Ils étaient tout frais émoulus, les vingt-six membres du Rotary Club Strasbourg Est, en cette soirée de remise de charte, dans la belle salle du Holiday Inn, qu'ils avaient de longues heures durant, savamment aménagée et artistiquement décorée. Un cadre splendide, duquel ils étaient légitimement fiers, l'atmosphère sentait bon François Rabelais et François Villon.
Fringants dans leur élégant smoking, le papillon quelque peu gaillard, flanqués de leurs parrains de grande classe, le gouverneur Pierre Schmutz et les présidents des clubs de Strasbourg, ils étaient heureux, enthousiastes, rayonnants.

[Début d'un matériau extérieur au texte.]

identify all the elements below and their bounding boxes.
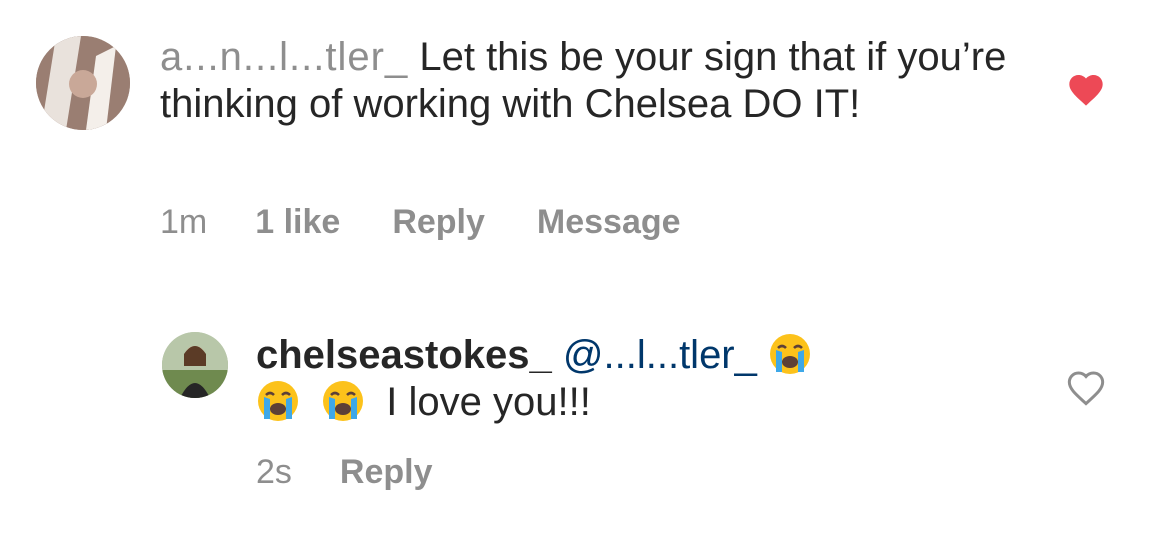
comment: a...n...l...tler_ Let this be your sign … <box>0 0 1170 260</box>
comment-reply-button[interactable]: Reply <box>392 202 485 242</box>
crying-face-icon <box>256 379 300 423</box>
reply-mention[interactable]: @...l...tler_ <box>563 333 757 377</box>
crying-face-icon <box>321 379 365 423</box>
comment-body: a...n...l...tler_ Let this be your sign … <box>160 34 1020 128</box>
reply-body: chelseastokes_ @...l...tler_ I love you!… <box>256 332 1016 426</box>
comments-thread: a...n...l...tler_ Let this be your sign … <box>0 0 1170 536</box>
reply-comment: chelseastokes_ @...l...tler_ I love you!… <box>0 300 1170 536</box>
reply-text: I love you!!! <box>386 380 591 424</box>
reply-meta: 2s Reply <box>256 452 485 492</box>
avatar[interactable] <box>162 332 228 398</box>
heart-filled-icon[interactable] <box>1066 70 1106 110</box>
comment-meta: 1m 1 like Reply Message <box>160 202 733 242</box>
comment-time: 1m <box>160 203 208 241</box>
avatar-image <box>36 36 130 130</box>
crying-face-icon <box>768 332 812 376</box>
reply-reply-button[interactable]: Reply <box>340 452 433 492</box>
reply-time: 2s <box>256 453 292 491</box>
avatar-image <box>162 332 228 398</box>
avatar[interactable] <box>36 36 130 130</box>
heart-outline-icon[interactable] <box>1066 368 1106 408</box>
comment-likes-count[interactable]: 1 like <box>255 202 340 242</box>
comment-message-button[interactable]: Message <box>537 202 681 242</box>
comment-username[interactable]: a...n...l...tler_ <box>160 34 408 81</box>
reply-username[interactable]: chelseastokes_ <box>256 333 552 377</box>
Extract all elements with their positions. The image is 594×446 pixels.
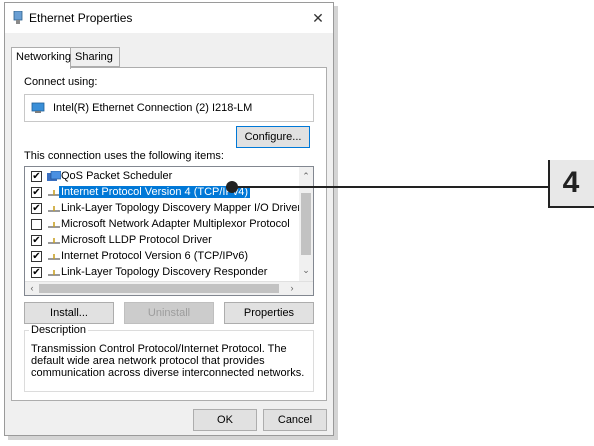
connect-using-label: Connect using: — [24, 76, 98, 88]
network-adapter-icon — [31, 102, 45, 113]
networking-panel: Connect using: Intel(R) Ethernet Connect… — [11, 67, 327, 401]
item-label: Link-Layer Topology Discovery Mapper I/O… — [61, 202, 302, 214]
list-item[interactable]: ✔ Link-Layer Topology Discovery Responde… — [25, 265, 301, 281]
callout-underline — [548, 206, 594, 208]
item-label: Link-Layer Topology Discovery Responder — [61, 266, 268, 278]
close-button[interactable]: ✕ — [303, 3, 333, 33]
item-label: Microsoft Network Adapter Multiplexor Pr… — [61, 218, 290, 230]
callout-dot — [226, 181, 238, 193]
scroll-right-icon[interactable]: › — [285, 283, 299, 293]
qos-icon — [47, 171, 61, 181]
adapter-name: Intel(R) Ethernet Connection (2) I218-LM — [53, 102, 253, 114]
horizontal-scrollbar[interactable]: ‹ › — [25, 281, 313, 295]
item-label-selected: Internet Protocol Version 4 (TCP/IPv4) — [59, 186, 251, 198]
checkbox[interactable]: ✔ — [31, 235, 42, 246]
callout-number: 4 — [562, 166, 580, 199]
list-item[interactable]: ✔ Link-Layer Topology Discovery Mapper I… — [25, 201, 301, 217]
checkbox[interactable] — [31, 219, 42, 230]
scroll-left-icon[interactable]: ‹ — [25, 283, 39, 293]
checkbox[interactable]: ✔ — [31, 251, 42, 262]
item-label: Microsoft LLDP Protocol Driver — [61, 234, 212, 246]
properties-button[interactable]: Properties — [224, 302, 314, 324]
checkbox[interactable]: ✔ — [31, 171, 42, 182]
tab-sharing[interactable]: Sharing — [70, 47, 120, 67]
scroll-down-icon[interactable]: ⌄ — [299, 265, 313, 276]
description-group: Description Transmission Control Protoco… — [24, 324, 314, 392]
description-text: Transmission Control Protocol/Internet P… — [31, 343, 305, 379]
checkbox[interactable]: ✔ — [31, 203, 42, 214]
list-item[interactable]: ✔ QoS Packet Scheduler — [25, 169, 301, 185]
scroll-up-icon[interactable]: ⌃ — [299, 171, 313, 182]
adapter-field: Intel(R) Ethernet Connection (2) I218-LM — [24, 94, 314, 122]
uninstall-button: Uninstall — [124, 302, 214, 324]
ok-button[interactable]: OK — [193, 409, 257, 431]
protocol-icon — [48, 270, 60, 276]
configure-button[interactable]: Configure... — [236, 126, 310, 148]
item-label: Internet Protocol Version 6 (TCP/IPv6) — [61, 250, 249, 262]
cancel-button[interactable]: Cancel — [263, 409, 327, 431]
items-label: This connection uses the following items… — [24, 150, 224, 162]
vertical-scroll-thumb[interactable] — [301, 193, 311, 255]
description-legend: Description — [29, 324, 89, 336]
list-item[interactable]: Microsoft Network Adapter Multiplexor Pr… — [25, 217, 301, 233]
item-label: QoS Packet Scheduler — [61, 170, 173, 182]
tab-networking[interactable]: Networking — [11, 47, 71, 69]
ethernet-properties-dialog: Ethernet Properties ✕ Networking Sharing… — [4, 2, 334, 436]
network-adapter-icon — [13, 11, 23, 24]
window-title: Ethernet Properties — [29, 11, 133, 25]
horizontal-scroll-thumb[interactable] — [39, 284, 279, 293]
callout-badge: 4 — [548, 160, 594, 206]
list-item[interactable]: ✔ Microsoft LLDP Protocol Driver — [25, 233, 301, 249]
protocol-icon — [48, 222, 60, 228]
protocol-icon — [48, 254, 60, 260]
checkbox[interactable]: ✔ — [31, 187, 42, 198]
vertical-scrollbar[interactable]: ⌃ ⌄ — [299, 167, 313, 281]
title-bar[interactable]: Ethernet Properties ✕ — [5, 3, 333, 33]
install-button[interactable]: Install... — [24, 302, 114, 324]
list-item[interactable]: ✔ Internet Protocol Version 6 (TCP/IPv6) — [25, 249, 301, 265]
protocol-icon — [48, 206, 60, 212]
protocol-icon — [48, 238, 60, 244]
callout-line — [232, 186, 548, 188]
checkbox[interactable]: ✔ — [31, 267, 42, 278]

Les dames étaient superbes, à peine timides, mais émues. Les officiels, eux, étaient au grand complet : maire, préfet, général gouverneur, au milieu d'une kyrielle de directeurs et de présidents de toute sorte. Et bien entendu, un solide entourage de rotariens, les respectables aînés, avec gouverneurs et présidents en nombre.
Le président fondateur venait de fixer les objectifs du nouveau club, multiples et élaborés. Un programme riche, ambitieux, audacieux, que le président Pierre Pflimlin, dans sa réponse allait qualifier de programme pour un gouvernement. L'éloge est ressenti.
Tous unanimes, nous étions prêts à nous embarquer pour une grande et belle aventure : un idéal à notre dimension. Mais notre vaisseau n'était pas le "Narrenschiff" de Sébastien Brant, et pas d'avantage la caravelle de Christophe Colomb, dont on parlait déjà de bientôt célébrer le demi-millénaire.